Once the nest has been built it’s too late, of course, and the tree may be there for a few extra weeks.

The collared dove is one of the earliest nesting species but it is not on its own; robins, blackbirds, tawny owls and song thrushes can all lay eggs by the end of February, and sometimes in January.

As long as it does not get too cold and wet and there is food available, these early birds can raise youngsters that will have a good head start in the race for survival. If conditions become so harsh that the life of the sitting female is in danger then these are all species that have the capacity to give up and start again. Not for them, the ‘all the eggs in one basket’ strategy of blue and great tits.

Collared doves are well-known to most birdwatchers.

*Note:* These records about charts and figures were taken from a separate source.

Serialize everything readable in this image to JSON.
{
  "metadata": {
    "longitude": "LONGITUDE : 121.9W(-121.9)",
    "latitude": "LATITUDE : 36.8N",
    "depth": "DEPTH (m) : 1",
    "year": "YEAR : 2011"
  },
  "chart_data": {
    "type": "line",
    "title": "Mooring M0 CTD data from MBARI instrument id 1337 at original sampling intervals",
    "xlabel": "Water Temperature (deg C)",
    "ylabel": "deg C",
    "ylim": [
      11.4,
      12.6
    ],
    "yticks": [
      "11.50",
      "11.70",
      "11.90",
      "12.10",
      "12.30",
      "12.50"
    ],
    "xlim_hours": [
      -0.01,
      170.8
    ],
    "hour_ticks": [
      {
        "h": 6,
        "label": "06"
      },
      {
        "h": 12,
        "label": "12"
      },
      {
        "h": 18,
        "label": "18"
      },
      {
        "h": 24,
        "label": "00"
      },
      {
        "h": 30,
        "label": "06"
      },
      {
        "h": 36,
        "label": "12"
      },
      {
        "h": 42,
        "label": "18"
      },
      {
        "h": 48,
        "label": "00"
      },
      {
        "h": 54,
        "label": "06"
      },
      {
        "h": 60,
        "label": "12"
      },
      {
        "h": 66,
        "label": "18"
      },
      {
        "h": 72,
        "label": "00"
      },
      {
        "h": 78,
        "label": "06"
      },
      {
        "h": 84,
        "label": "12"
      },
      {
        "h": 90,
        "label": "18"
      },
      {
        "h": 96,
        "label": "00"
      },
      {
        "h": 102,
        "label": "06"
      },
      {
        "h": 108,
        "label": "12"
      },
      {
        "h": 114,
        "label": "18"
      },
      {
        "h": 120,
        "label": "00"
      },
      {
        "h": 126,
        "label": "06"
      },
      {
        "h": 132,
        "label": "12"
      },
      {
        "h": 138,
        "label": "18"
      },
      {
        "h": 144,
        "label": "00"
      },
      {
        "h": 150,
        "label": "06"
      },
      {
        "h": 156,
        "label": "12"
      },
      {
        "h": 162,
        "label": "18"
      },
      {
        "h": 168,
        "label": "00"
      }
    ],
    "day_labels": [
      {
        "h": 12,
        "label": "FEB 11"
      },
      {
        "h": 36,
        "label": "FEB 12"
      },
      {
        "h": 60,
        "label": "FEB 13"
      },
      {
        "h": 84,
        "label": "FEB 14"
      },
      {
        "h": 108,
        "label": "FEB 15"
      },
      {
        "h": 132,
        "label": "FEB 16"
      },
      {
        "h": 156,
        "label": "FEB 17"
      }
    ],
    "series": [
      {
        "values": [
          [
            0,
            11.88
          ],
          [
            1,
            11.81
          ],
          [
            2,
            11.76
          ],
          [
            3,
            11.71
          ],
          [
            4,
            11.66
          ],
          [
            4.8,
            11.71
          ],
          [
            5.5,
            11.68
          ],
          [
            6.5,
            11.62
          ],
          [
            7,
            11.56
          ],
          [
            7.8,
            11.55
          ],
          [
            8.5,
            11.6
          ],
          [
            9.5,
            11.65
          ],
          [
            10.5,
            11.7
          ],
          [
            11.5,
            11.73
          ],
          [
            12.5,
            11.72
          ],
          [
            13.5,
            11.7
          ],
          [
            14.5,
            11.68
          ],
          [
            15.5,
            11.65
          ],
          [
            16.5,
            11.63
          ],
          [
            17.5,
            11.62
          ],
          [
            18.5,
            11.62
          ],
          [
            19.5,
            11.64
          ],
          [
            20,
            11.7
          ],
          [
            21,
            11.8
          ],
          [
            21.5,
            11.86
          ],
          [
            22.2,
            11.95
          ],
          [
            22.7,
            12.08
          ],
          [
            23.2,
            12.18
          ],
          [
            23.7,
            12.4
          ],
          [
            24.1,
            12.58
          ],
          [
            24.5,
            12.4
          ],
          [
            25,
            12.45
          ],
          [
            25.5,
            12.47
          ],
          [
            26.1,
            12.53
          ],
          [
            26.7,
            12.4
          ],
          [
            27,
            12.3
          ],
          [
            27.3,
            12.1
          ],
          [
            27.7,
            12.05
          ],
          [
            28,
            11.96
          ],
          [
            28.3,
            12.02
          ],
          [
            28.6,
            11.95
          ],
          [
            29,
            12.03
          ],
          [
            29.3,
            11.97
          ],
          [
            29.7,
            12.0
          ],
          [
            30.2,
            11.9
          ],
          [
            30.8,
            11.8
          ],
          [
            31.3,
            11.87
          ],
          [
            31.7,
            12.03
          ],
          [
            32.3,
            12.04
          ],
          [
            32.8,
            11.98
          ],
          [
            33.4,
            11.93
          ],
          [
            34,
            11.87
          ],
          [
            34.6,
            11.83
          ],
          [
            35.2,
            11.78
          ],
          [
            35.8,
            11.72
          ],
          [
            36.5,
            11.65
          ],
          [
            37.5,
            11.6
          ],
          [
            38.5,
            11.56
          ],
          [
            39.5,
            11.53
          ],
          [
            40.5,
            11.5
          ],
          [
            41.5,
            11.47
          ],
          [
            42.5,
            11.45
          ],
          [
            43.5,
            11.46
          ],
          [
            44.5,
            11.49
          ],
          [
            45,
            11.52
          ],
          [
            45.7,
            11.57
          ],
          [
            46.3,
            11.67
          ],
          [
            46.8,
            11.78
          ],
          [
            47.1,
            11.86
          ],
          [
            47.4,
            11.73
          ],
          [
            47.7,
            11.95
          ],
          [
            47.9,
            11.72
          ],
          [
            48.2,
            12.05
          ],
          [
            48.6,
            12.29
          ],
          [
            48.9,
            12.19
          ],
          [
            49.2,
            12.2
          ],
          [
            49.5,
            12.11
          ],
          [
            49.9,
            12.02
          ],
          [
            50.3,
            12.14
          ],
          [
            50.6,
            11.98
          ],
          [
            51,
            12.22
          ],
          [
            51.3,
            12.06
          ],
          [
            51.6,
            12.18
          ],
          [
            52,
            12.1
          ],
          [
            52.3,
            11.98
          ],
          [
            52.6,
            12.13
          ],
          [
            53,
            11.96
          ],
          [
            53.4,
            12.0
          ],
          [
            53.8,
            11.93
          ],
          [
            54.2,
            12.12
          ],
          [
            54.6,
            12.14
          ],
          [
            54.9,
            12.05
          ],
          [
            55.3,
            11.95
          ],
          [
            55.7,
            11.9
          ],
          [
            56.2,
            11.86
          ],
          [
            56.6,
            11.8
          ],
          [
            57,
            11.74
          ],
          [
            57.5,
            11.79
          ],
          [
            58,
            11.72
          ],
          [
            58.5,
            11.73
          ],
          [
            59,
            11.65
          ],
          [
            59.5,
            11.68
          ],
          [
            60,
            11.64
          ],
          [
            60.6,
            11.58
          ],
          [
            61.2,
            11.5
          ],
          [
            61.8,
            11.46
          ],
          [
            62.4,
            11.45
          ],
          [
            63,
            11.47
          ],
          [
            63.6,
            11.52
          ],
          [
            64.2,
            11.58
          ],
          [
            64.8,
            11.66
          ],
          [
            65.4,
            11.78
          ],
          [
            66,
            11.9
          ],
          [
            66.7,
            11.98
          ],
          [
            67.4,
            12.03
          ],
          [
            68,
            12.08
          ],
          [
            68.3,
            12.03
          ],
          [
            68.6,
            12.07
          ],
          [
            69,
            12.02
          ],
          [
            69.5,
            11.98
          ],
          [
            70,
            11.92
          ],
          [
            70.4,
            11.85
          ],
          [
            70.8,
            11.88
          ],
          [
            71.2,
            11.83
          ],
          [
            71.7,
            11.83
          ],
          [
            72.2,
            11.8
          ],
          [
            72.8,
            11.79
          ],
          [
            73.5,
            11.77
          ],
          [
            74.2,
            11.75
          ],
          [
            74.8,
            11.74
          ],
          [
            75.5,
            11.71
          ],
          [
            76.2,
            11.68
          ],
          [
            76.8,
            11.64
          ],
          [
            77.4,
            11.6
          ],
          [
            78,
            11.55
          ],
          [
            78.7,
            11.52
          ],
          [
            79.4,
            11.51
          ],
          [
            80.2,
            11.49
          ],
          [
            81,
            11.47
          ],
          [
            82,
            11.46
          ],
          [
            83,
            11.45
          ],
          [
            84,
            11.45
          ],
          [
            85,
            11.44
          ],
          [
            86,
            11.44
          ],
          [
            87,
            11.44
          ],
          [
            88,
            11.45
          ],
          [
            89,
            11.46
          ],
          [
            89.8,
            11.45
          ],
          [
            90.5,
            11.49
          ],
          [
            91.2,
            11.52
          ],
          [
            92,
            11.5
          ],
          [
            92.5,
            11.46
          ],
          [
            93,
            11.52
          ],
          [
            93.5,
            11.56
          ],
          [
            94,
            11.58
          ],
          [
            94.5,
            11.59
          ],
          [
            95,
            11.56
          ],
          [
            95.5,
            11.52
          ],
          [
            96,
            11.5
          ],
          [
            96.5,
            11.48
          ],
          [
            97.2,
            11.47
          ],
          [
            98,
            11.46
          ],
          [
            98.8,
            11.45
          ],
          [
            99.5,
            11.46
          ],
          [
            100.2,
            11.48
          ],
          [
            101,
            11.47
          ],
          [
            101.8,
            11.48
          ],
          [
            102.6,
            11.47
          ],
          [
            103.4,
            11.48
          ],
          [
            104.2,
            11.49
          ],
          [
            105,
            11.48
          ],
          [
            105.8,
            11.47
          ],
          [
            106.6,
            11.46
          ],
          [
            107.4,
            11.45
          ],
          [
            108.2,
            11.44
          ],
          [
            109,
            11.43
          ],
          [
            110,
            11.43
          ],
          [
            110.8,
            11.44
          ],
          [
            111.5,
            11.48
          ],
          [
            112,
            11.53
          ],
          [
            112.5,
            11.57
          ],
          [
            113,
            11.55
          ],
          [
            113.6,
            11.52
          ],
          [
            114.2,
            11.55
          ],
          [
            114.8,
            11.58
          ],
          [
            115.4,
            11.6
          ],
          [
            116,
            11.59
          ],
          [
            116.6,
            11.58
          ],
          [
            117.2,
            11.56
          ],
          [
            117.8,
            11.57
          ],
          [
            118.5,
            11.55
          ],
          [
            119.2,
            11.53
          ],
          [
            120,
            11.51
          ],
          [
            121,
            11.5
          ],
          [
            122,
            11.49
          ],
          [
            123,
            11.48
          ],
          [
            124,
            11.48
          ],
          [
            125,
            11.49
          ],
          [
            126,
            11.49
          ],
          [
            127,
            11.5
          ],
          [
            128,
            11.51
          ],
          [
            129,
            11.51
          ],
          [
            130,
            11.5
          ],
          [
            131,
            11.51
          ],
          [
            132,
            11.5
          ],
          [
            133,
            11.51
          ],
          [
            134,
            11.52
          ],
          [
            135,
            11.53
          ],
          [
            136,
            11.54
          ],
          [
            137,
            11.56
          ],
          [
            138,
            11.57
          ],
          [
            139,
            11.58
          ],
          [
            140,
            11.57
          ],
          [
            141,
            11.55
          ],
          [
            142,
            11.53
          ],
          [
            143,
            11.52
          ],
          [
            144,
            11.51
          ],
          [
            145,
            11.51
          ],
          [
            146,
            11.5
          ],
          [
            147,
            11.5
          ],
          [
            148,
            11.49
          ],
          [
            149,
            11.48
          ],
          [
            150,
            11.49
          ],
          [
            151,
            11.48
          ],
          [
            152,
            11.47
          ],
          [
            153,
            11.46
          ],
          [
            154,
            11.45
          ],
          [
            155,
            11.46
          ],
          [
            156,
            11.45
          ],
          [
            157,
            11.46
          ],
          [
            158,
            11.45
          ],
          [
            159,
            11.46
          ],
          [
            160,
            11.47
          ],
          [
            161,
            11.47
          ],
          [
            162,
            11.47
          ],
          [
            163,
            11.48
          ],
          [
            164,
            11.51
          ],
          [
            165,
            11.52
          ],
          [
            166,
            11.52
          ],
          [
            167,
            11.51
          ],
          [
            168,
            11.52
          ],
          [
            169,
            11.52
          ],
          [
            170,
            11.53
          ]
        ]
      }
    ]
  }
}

They might be relative newcomers, with the first proof of nesting in the UK being just in 1955, but they are very successful. BTO Garden Bird-Watchers report them on two-thirds of their weekly lists, with peak numbers in the breeding season and fewest in the autumn. If anything, records have been tailing off over the last ten years, coinciding with the period in which woodpigeon numbers have gone up.

If there is competition between the two species then it would not be surprising if the much larger woodpigeons are the winners. There are fat pigeons waddling around under my bird feeders most of the time these days, with collared doves appearing much less frequently.

Interestingly, and for the first time, I saw a collared dove successfully land on a hanging seed feeder today. I could swear that there was an air of smugness, as he or she ate the sunflower hearts and looked down at the pigeons. That’s a way to beat the big guys – and yet another example of how birds learn to adapt to the new foods and feeding opportunities that we provide for them.

It’s not just food that makes a difference. One of the things that enables birds to breed early is the availability of sheltered nest sites.

Watch carefully and you may well see your collared doves diving into a leylandii hedge, where they will avoid the worst of the weather and be relatively safe from the attention of cats. These non-native conifers are a much more common feature of gardens than 60 years ago when the first collared doves made it across the North Sea and started cooing to each other.